Richard Todd, an award-winning writer, is outwardly successful but inwardly plagued by uncertainties. Worst of all, he can’t seem to write anymore. When a bright young editor, Jenny Lambe, arrives on his doorstep to work with him on his latest book, about the assassination of US president James Garfield, his life is sent spinning off in a new direction.
President Garfield was killed by Charles Guiteau, who was tried and hanged for the murder. But was he acting along, or was there a more sinister force at work? Richard hears Guiteau’s voice in his head, and as his relationship with Jenny deepens, he is visited by other characters in the drama. Are they helping Richard solve the mystery surrounding Garfield’s murder – or pushing him further towards the edge?
A remarkable, disturbing portrait of a middle-aged man torn between his carefully constructed life and new adventures which may beckon, in the present and the past, from one of Ireland’s most exciting emerging authors.
Owen Dwyer is a prize-winning short-story writer who has won the Hennessy Emerging Ficton prize, the Silver Quill (twice), the Smiling Politely Very Very Short Story Competition, the South Tipperary County Council Short Story Competition and the Biscuit Fiction Prize, and has had stories published in Whispers and Shouts magazine.
Number Games is his third novel, following The Agitator and The Cherrypicker. He has a degree in European Humanities. In 1992, Owen set up Irish Pensions and Finance, a pension provider which operates exclusively in the public sector. He lives in Dublin with his wife and their three children.
Really enjoyed this. An unusual mix of psychological and historical fiction. The protagonist, Richard Todd is an acclaimed author with a bad case of writer's block, not helped by a mid-life crisis. The book takes a very unexpected twist towards the end. Superbly written by one of Irelands' exciting new writers.
The author Richard Todd wrote a successful novel in his youth, but he is struggling to come up with anything as good. His life with his wife Valarie and children is good, but nothing remarkable, although Valerie is the glue that keeps the house and the family together, enabling Richard to work on his next magnum opus, to keep them in the manner to which they have been accustomed, and to rehabilitate his career as a writer and cultural figurehead.
Jenny is sent by his publisher, to work on his new book, a fictional investigation into the assassination of President James Garfield, but as he researches, he finds that the characters of Garfield, his assassin Charles J Guiteau and many others from the time are intruding into his everyday waking hours.
As he starts an affair with Jenny and leaves the family home, things become even more complicated. An advance from his publishers doesn’t go anywhere near supporting two houses, and his writer’s block shows little sign of disappearing as the voices appear at the most inopportune of times. The Garfield Conspiracy is many things.

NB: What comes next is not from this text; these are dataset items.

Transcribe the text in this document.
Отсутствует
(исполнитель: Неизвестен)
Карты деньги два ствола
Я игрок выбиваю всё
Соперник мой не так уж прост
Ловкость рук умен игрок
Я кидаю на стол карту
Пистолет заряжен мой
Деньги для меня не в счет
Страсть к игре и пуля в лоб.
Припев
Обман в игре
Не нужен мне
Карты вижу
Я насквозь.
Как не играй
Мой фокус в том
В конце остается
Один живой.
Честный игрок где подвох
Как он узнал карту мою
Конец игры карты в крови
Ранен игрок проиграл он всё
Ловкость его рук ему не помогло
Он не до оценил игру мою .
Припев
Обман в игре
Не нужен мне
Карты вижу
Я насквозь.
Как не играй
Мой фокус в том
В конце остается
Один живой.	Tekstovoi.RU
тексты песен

It is about self-doubt, and the pressure that one success can have on a career, about family life, about an affair that is both well-drawn and believable, the age gap is an issue, the differences in Jenny and Richard’s attitudes to life, literature and the situation that they find themselves in is also explored very well.
Richard is shown to be a deeply flawed character. Is his behaviour the selfish act of a man going through a mid-life crisis, or is it something more than that? We learn of his publishers, and their impatience with his writing, knowing that both their success and reputation rely on something better than he has written before is the only thing that will matter. The denouement of the book, which shows some form of redemption for the characters, of forgiveness between Valerie and Jenny as they bring up Richard’s children in a family that is not always well blended is also well-drawn.
The Garfield Conspiracy is an interesting blend of many disparate genres. It is a family drama, a historical drama, and a psychological study of character and motivation. This is Owen Dwyer’s third published novel and he is known for his short stories. If the writing in The Garfield Conspiracy is anything to go by, he is a writer of depth, with an interesting and unusual way of looking at the world, and perhaps The Garfield Conspiracy will be the novel that attracts more readers his way.